– Не все компанейцы!
– Ведомо, не сплошь, так ины хто? А вот – долговые кабальные[201], кабальному едино, где долг отбывать… Да Василей Шорин лавок имет много, да он же на Каме-реке пристане держит– у Василея нажить деньгу ништо стоит… к ему иной даром пойдет служить: не всякого, вишь, берет…
– Плачу я тебе, благодетель, поитель-кормитель, два алтына – и буде!
– Так-то дешево, хозяин!
– Ну алтын надбавлю да знать тебя буду: приеду иной раз, мимо не пройду – зайду!
– Дай четыре, а я за то водочки прибавлю и семушки пришлю!
– Добро, пришли за одно кваску яшневого.
– Пришлю. – Хозяин харчевой ушел. Бегичев сел, сказал:
– Садись, паренек, да изъясни, чем тебя Семен Стрешнев изобидел.
Парень сел; он по дороге совсем протрезвился.
– Ён бы изобидел гораздо, да не поспел… посылан я был им к великому государю с калачом… по какому празднику калач посылан, того не ведаю, только наскочила на меня в пути орда конная, не то татарская, не то ина кака… толкнули меня, чуть с ног не сбили, я калач-то уронил в песок, а его лошади измяли… ну, дале што сказать? Батоги мне, ай и того горше – я и сбег!
– Добро, што сбег – себя уберег!

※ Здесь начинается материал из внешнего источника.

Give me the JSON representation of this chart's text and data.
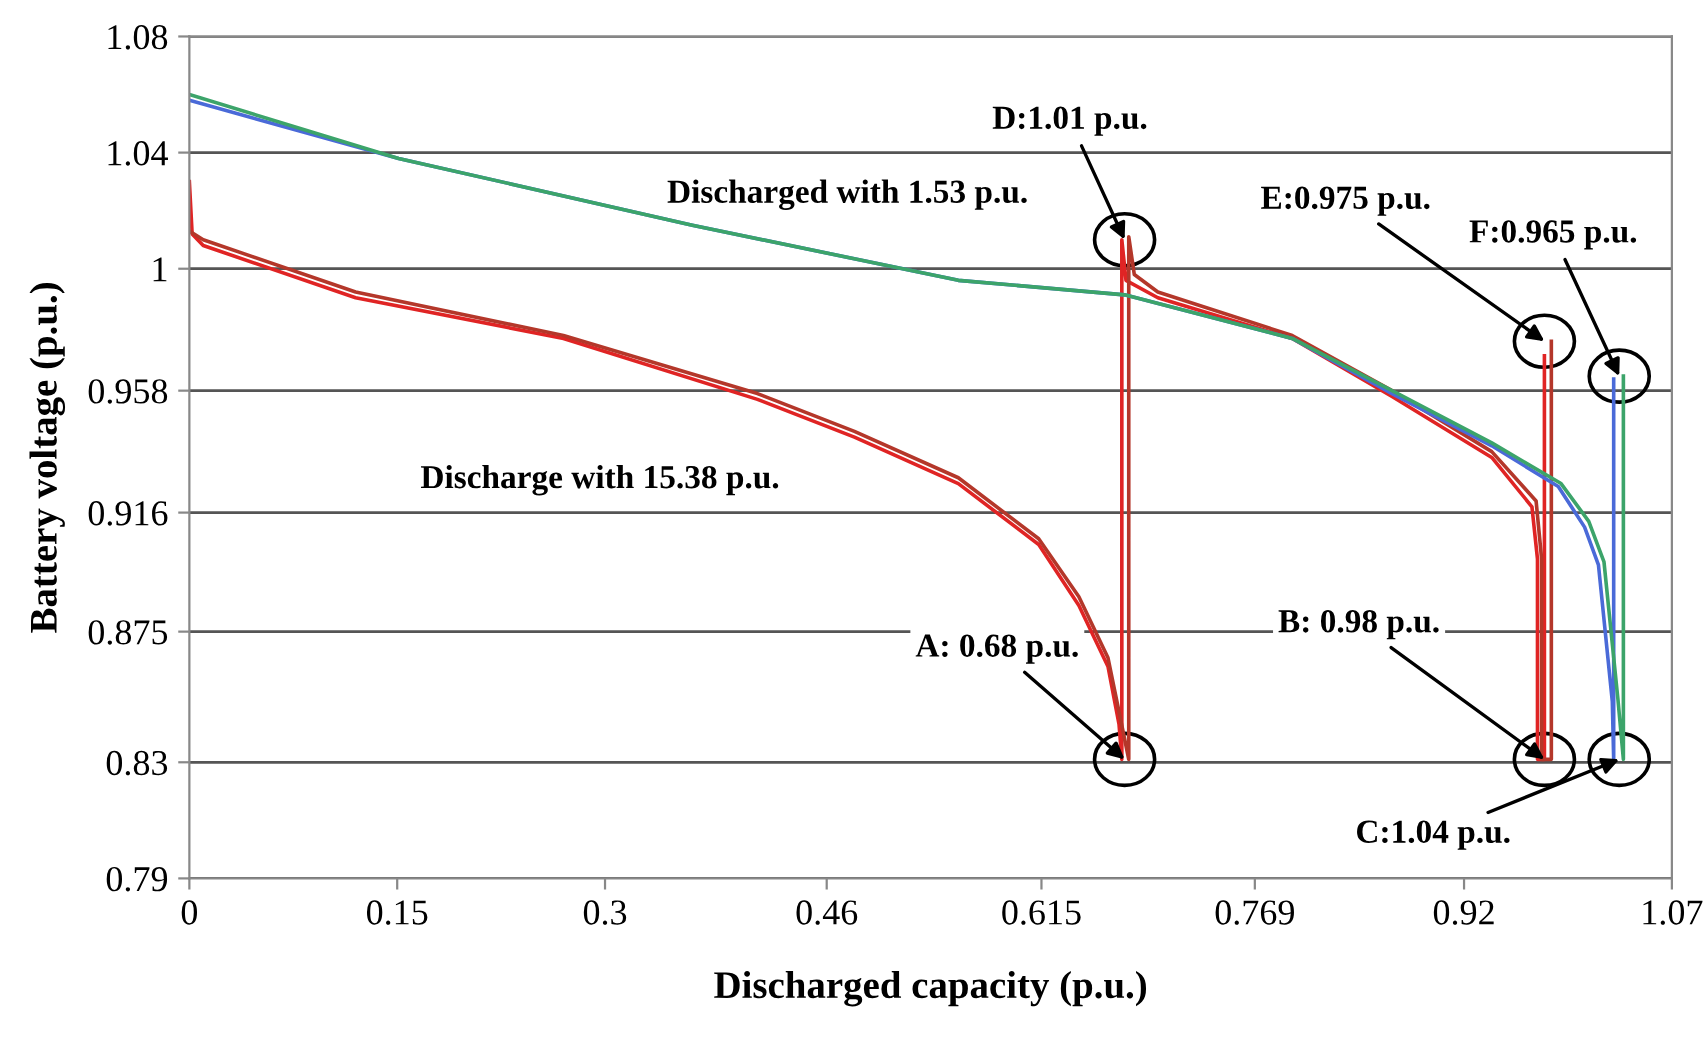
{
  "chart_data": {
    "type": "line",
    "xlabel": "Discharged capacity (p.u.)",
    "ylabel": "Battery voltage (p.u.)",
    "xlim": [
      0,
      1.07
    ],
    "ylim": [
      0.79,
      1.08
    ],
    "grid": "y",
    "xticks": [
      0,
      0.15,
      0.3,
      0.46,
      0.615,
      0.769,
      0.92,
      1.07
    ],
    "yticks": [
      0.79,
      0.83,
      0.875,
      0.916,
      0.958,
      1,
      1.04,
      1.08
    ],
    "series": [
      {
        "color": "#e02424",
        "x": [
          0,
          0.002,
          0.01,
          0.12,
          0.27,
          0.41,
          0.48,
          0.555,
          0.613,
          0.642,
          0.663,
          0.671,
          0.673,
          0.673,
          0.676,
          0.699,
          0.796,
          0.868,
          0.94,
          0.969,
          0.973,
          0.973,
          0.978,
          0.978
        ],
        "values": [
          1.03,
          1.012,
          1.008,
          0.99,
          0.976,
          0.955,
          0.942,
          0.926,
          0.905,
          0.884,
          0.863,
          0.843,
          0.831,
          1.01,
          0.996,
          0.99,
          0.976,
          0.956,
          0.935,
          0.918,
          0.9,
          0.831,
          0.831,
          0.97
        ]
      },
      {
        "color": "#b4372a",
        "x": [
          0,
          0.01,
          0.12,
          0.27,
          0.41,
          0.48,
          0.555,
          0.613,
          0.642,
          0.663,
          0.672,
          0.678,
          0.678,
          0.682,
          0.699,
          0.796,
          0.868,
          0.94,
          0.972,
          0.976,
          0.976,
          0.983,
          0.983
        ],
        "values": [
          1.013,
          1.01,
          0.992,
          0.977,
          0.957,
          0.944,
          0.928,
          0.907,
          0.887,
          0.866,
          0.845,
          0.831,
          1.011,
          0.998,
          0.992,
          0.977,
          0.958,
          0.937,
          0.92,
          0.9,
          0.831,
          0.831,
          0.975
        ]
      },
      {
        "color": "#4a6ad8",
        "x": [
          0,
          0.151,
          0.363,
          0.555,
          0.675,
          0.796,
          0.868,
          0.94,
          0.988,
          1.007,
          1.017,
          1.027,
          1.028,
          1.028
        ],
        "values": [
          1.058,
          1.038,
          1.015,
          0.996,
          0.991,
          0.976,
          0.957,
          0.939,
          0.925,
          0.911,
          0.898,
          0.851,
          0.831,
          0.962
        ]
      },
      {
        "color": "#3ca46a",
        "x": [
          0,
          0.151,
          0.363,
          0.555,
          0.675,
          0.796,
          0.868,
          0.94,
          0.99,
          1.01,
          1.021,
          1.031,
          1.035,
          1.035
        ],
        "values": [
          1.06,
          1.038,
          1.015,
          0.996,
          0.991,
          0.976,
          0.958,
          0.94,
          0.926,
          0.913,
          0.899,
          0.852,
          0.831,
          0.963
        ]
      }
    ],
    "annotations": [
      "Discharged with 1.53 p.u.",
      "Discharge with 15.38 p.u.",
      {
        "text": "D:1.01 p.u.",
        "x": 0.675,
        "y": 1.01
      },
      {
        "text": "E:0.975 p.u.",
        "x": 0.978,
        "y": 0.975
      },
      {
        "text": "F:0.965 p.u.",
        "x": 1.032,
        "y": 0.963
      },
      {
        "text": "A: 0.68 p.u.",
        "x": 0.675,
        "y": 0.831
      },
      {
        "text": "B: 0.98 p.u.",
        "x": 0.978,
        "y": 0.831
      },
      {
        "text": "C:1.04 p.u.",
        "x": 1.032,
        "y": 0.831
      }
    ]
  }
}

Так вот… чул я, Семен князь[202], когда псица щеня родит, сам их крестит, – правда?
– Я с им крестил, за кума стоял – завсе крестит – правда, и девка – Окулей звать – кумой была…
– Где та девка?
– Тож сбегла… покрала кою рухледь у князя и сбегла…
– Эх, и ее бы в послухи!
– Чаво? Девку-то? Сыщем! Ведаю, где живет.
– Добро многое, што ведаешь… Теперь молитву кую чтет у кади, когда крестит?
– И молитву чтет, и ладаном кадит, и ризы надеет…
– Ой ли, не лжа?
– Вот те Иисус Христос, правда!
– Теперь измысли, парень ты толковый, нет ли еще каких скаредств за князем Семеном? В церковь ходит ли? Про патриарха ай и про великого государя бранного чего не говорит ли?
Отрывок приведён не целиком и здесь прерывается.